En resumen: Por qué vivir 20 años en una casa no te hace el dueño
El mito urbano: Mucha gente cree que por vivir 20 años o más en una casa ya se convierte en dueña en automático. ¡Pues no, mi raza! La ley no funciona así de fácil.
El contrato te delata: Si pagas renta o tienes un contrato de arrendamiento, estás reconociendo expresamente que el dueño es otro. Por más que lleves 20, 30 o 40 años ahí, sigues siendo inquilino y no puedes reclamar la casa.
¿Qué onda con la usucapión (prescripción adquisitiva)?: Para quedarte con una propiedad por el paso del tiempo, la ley exige que la hayas ocupado actuando como si fueras el verdadero dueño (de forma pública, pacífica, continua) y sin pagarle renta a nadie ni reconocer a otro propietario.
No basta con arreglar la casa: Pagar el predial, hacerle remodelaciones o darle mantenimiento ayuda como prueba, pero solo si no existe un contrato de por medio.

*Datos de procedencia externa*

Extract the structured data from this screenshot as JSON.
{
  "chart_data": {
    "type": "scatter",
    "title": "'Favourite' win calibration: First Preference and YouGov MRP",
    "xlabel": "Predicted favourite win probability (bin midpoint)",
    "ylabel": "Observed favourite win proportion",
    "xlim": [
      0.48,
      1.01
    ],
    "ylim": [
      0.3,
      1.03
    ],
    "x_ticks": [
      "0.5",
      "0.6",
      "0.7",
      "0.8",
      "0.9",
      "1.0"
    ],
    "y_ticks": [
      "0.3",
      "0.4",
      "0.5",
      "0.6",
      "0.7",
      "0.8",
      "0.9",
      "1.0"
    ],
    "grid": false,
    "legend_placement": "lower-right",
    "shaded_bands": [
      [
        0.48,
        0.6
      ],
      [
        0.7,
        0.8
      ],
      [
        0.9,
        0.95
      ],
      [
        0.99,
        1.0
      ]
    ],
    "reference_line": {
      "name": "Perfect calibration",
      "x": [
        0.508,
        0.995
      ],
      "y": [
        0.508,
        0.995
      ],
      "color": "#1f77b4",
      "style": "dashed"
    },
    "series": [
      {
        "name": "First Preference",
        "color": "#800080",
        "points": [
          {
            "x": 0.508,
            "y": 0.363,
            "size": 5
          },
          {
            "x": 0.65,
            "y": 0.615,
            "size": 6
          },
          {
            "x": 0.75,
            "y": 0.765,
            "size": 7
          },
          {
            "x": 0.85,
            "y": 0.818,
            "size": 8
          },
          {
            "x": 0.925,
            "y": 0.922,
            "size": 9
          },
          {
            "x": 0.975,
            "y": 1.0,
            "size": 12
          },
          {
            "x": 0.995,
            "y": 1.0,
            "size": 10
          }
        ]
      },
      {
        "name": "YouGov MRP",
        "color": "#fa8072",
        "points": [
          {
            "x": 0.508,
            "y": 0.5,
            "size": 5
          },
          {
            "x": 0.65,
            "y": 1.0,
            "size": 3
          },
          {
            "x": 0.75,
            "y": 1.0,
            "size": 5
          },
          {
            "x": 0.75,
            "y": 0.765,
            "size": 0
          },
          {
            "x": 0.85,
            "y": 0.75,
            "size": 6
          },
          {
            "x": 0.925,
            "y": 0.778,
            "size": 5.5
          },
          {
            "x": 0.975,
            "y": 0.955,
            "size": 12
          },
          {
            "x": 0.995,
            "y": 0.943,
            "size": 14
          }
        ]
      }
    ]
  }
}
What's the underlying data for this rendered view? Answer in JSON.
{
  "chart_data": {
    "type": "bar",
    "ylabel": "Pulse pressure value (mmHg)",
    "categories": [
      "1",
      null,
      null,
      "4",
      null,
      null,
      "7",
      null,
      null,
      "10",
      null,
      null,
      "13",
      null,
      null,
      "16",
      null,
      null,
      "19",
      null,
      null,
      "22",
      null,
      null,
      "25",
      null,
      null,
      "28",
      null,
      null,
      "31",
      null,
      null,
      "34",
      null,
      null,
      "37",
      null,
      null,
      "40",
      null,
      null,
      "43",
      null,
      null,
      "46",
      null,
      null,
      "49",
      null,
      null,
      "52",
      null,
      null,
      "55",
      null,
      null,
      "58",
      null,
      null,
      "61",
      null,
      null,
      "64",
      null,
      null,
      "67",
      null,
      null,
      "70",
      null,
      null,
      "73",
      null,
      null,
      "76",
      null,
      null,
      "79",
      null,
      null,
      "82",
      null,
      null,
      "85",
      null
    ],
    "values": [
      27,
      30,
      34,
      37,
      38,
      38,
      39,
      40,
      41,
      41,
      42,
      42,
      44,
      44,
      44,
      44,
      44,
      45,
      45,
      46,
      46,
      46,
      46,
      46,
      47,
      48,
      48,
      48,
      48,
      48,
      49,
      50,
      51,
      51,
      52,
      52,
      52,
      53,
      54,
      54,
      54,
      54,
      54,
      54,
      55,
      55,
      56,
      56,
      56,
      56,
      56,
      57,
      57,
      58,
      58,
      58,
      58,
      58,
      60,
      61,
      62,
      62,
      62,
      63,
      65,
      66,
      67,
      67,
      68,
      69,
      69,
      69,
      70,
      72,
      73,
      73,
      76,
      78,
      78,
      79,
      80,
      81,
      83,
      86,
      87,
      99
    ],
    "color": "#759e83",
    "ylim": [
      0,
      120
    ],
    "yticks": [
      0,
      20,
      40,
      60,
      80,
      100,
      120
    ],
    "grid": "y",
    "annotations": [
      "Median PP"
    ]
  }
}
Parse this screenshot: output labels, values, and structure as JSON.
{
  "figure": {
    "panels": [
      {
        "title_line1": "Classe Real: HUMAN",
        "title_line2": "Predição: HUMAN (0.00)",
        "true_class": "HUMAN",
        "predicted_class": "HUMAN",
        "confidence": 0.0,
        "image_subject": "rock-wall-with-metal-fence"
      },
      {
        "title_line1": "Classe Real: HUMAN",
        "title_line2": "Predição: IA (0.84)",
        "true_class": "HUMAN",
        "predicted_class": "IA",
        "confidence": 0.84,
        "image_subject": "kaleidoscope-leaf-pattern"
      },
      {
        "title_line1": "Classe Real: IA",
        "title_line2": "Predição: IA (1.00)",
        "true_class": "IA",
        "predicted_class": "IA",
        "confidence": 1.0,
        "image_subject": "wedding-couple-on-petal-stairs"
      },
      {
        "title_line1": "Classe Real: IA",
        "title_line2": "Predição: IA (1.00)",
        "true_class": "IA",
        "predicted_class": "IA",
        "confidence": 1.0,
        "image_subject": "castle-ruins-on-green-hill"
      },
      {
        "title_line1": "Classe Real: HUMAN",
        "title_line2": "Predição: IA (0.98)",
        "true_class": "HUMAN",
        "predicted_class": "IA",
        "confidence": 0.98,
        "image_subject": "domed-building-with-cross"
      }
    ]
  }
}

¡Cuidado con dejar de pagar la renta!: Querer hacerse el vivo y dejar de pagar para quedarse con el inmueble solo te va a traer un pleito legal gordo y un desalojo seguro.
La moraleja: El puro paso del tiempo no te regala las escrituras. Antes de hacerte ilusiones o meterte en broncas, hay que asesorarse con un buen abogado inmobiliario.